The Great Fire of London

Overall authority was passed to Prince James, Duke of York, replacing Sir Thomas Bludworth, the indecisive Lord Mayor. The army and dockworkers were drafted in to help. By Tuesday morning, nearly half the City within the walls was alight - including Guildhall. The Custom House and the Royal Exchange were burnt to the ground and the magnificent Cathedral of old St Paul's was virtually destroyed. The fire was to continue burning through Cheapside and the London walls at Cripplegate, Newgate and Ludgate. From there it moved along Fleet Street, nearly as far as the Temple Bar. On the fourth day, the wind dropped and the fire slowly came to a halt.

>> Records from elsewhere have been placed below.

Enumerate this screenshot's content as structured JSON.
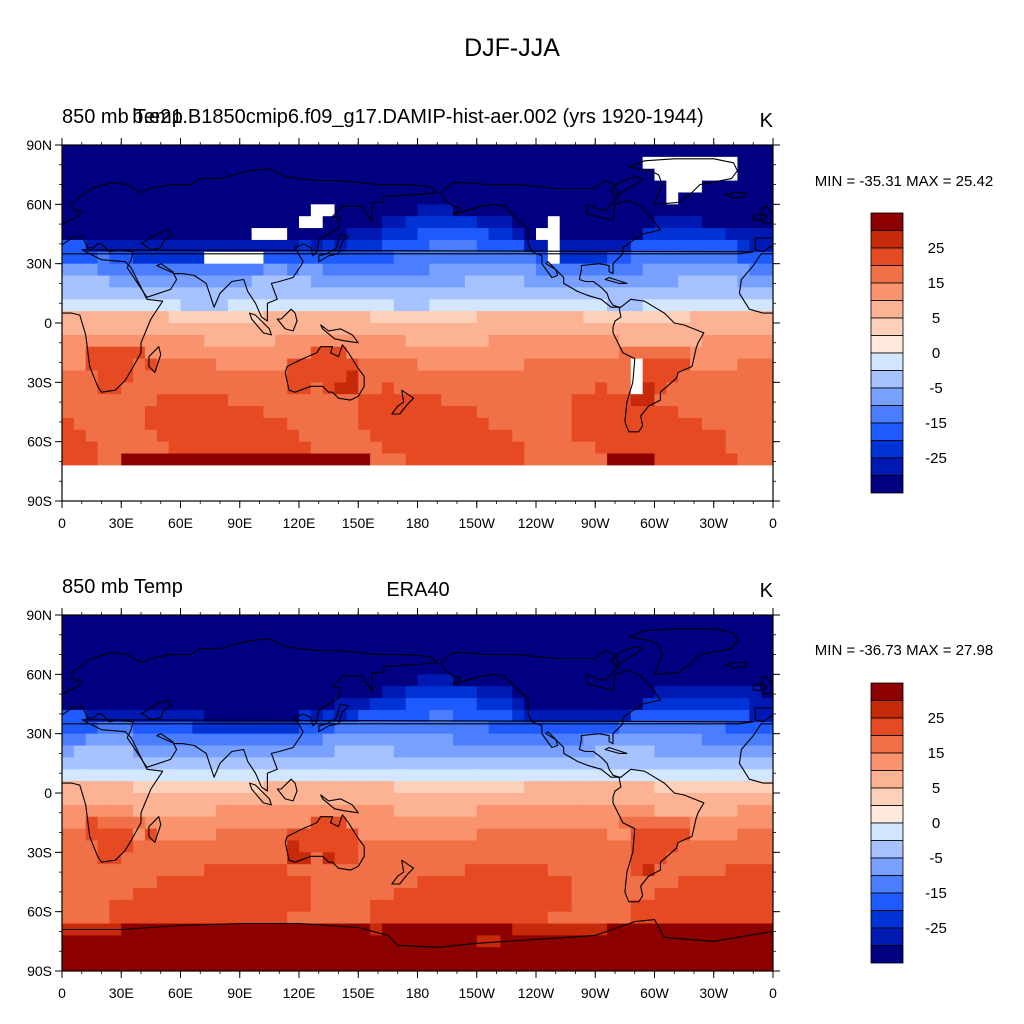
{
  "figure": {
    "title": "DJF-JJA"
  },
  "colors": {
    "levels": [
      "#000080",
      "#0019b3",
      "#0033d6",
      "#1f5aff",
      "#4a7eff",
      "#78a0ff",
      "#a6c3ff",
      "#d2e6ff",
      "#fdeadd",
      "#fcd1b9",
      "#fbb393",
      "#f8936e",
      "#f07148",
      "#e64a23",
      "#c72a0a",
      "#8c0000"
    ],
    "missing": "#ffffff",
    "coast": "#000000"
  },
  "colorbar": {
    "labels": [
      "25",
      "15",
      "5",
      "0",
      "-5",
      "-15",
      "-25"
    ]
  },
  "axes": {
    "lat_labels": [
      "90N",
      "60N",
      "30N",
      "0",
      "30S",
      "60S",
      "90S"
    ],
    "lon_labels": [
      "0",
      "30E",
      "60E",
      "90E",
      "120E",
      "150E",
      "180",
      "150W",
      "120W",
      "90W",
      "60W",
      "30W",
      "0"
    ]
  },
  "panels": [
    {
      "id": "model",
      "left_label": "850 mb Temp",
      "center_label": "b.e21.B1850cmip6.f09_g17.DAMIP-hist-aer.002 (yrs 1920-1944)",
      "units": "K",
      "stats": "MIN = -35.31 MAX =  25.42",
      "min": -35.31,
      "max": 25.42,
      "has_missing": true
    },
    {
      "id": "obs",
      "left_label": "850 mb Temp",
      "center_label": "ERA40",
      "units": "K",
      "stats": "MIN = -36.73 MAX =  27.98",
      "min": -36.73,
      "max": 27.98,
      "has_missing": false
    }
  ]
}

The results were devastating: only a fifth of the walled city remained, with 273 acres of it burnt. Outside the walls, 63 acres were ruined and in total 87 parish churches and 13,200 homes were lost. Such widespread devastation would not be seen again until the Second World War and the bombings of the 'Blitz'.

Rebuilding the City
The fire was to change the character of London forever. Sir Chistopher Wren and John Evelyn drew up plans to redesign the city but ultimately the existing street plan had to be followed, due to a lack of government funding. Four kinds of houses were specified by the Rebuilding Act of 1667, to be built only of brick and stone. The new city gradually grew up with wider streets and regular brick houses. Many Livery Companies' Halls had to be replaced, along with the Custom House and the Royal Exchange. Guildhall was restored but its completion was delayed until 1675. Among the great treasures of this time are the churches rebuilt by Sir Christopher Wren. He started work on ten of them, four years after the fire. The remainder, in total fifty-one, were still unfinished well into the next century. Even St. Paul's itself was not completed until 1712.

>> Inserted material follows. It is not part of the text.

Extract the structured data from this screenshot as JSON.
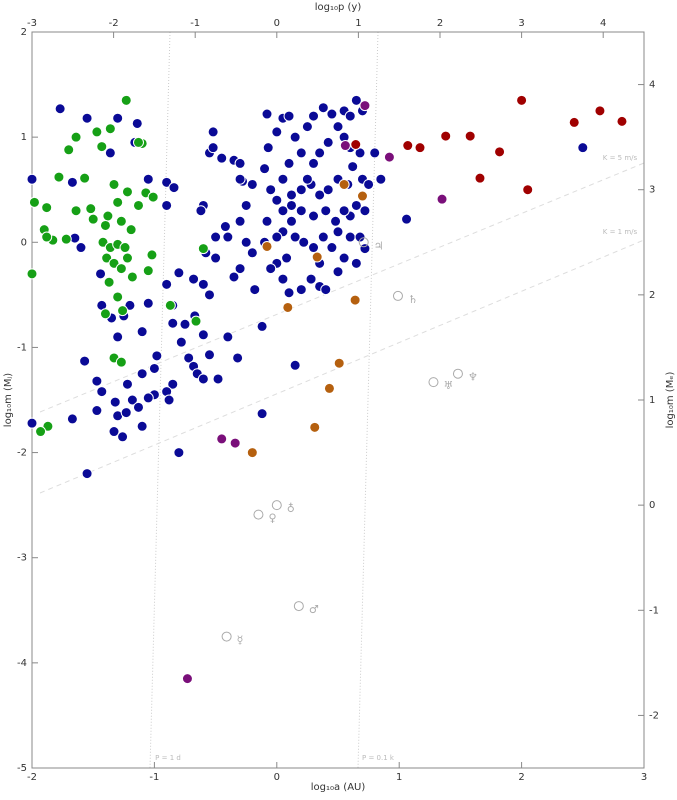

Following the fire, the City became a more marked commercial centre under the Lord Mayor. The gentry chose to make their homes to the West, in Covent Garden and Lincoln's Inn Fields and further out as time progressed. At the end of Charles II's reign, there were practically no fashionable addresses left within the City.

The fire also highlighted the need for public services. Until then, each householder had held responsibility for lighting, repairing and cleaning the street in front of his house and policing his area as part of 'the watch'. The Sewers Act of 1671 created the Commissioners of Sewers, a body responsible for the upkeep, drainage and cleanliness of London's streets. To finance this they were given the right to charge rates.

Charles II was the last monarch to dare to limit the long-established liberties of the City of London, removing several aldermen and officers in 1683, under the writ Quo Warranto. He was to replace these men and their mayor with his own people for some years. However, these actions were always legally suspect and it later appeared that the King had even had to remove two King's Bench Judges in order to gain approval. On Charles II's death on 6th February 1685, King James II came to the throne and during his short, turbulent reign the City regained its full autonomy.

On James II's flight in December 1688, Guildhall was chosen as a stronghold from where the men of power could prepare the Declaration of Allegiance to the Prince of Orange. Prince William was welcomed by the City and, indeed, the Lord Mayor, aldermen and 50 representatives of the common council were all invited to the authoritative assembly which was called upon his arrival. With his wife, Queen Mary, he favoured Hampton Court as his chief Royal Residence. It was much rebuilt by Sir Christopher Wren but, luckily, lack of money meant that much of his grandiose scheme was abandoned and the older Tudor buildings survived. The couple also bought Nottingham House from their Secretary of State and turned it into Kensington Palace. Thes palaces were also favourites of Queen Anne.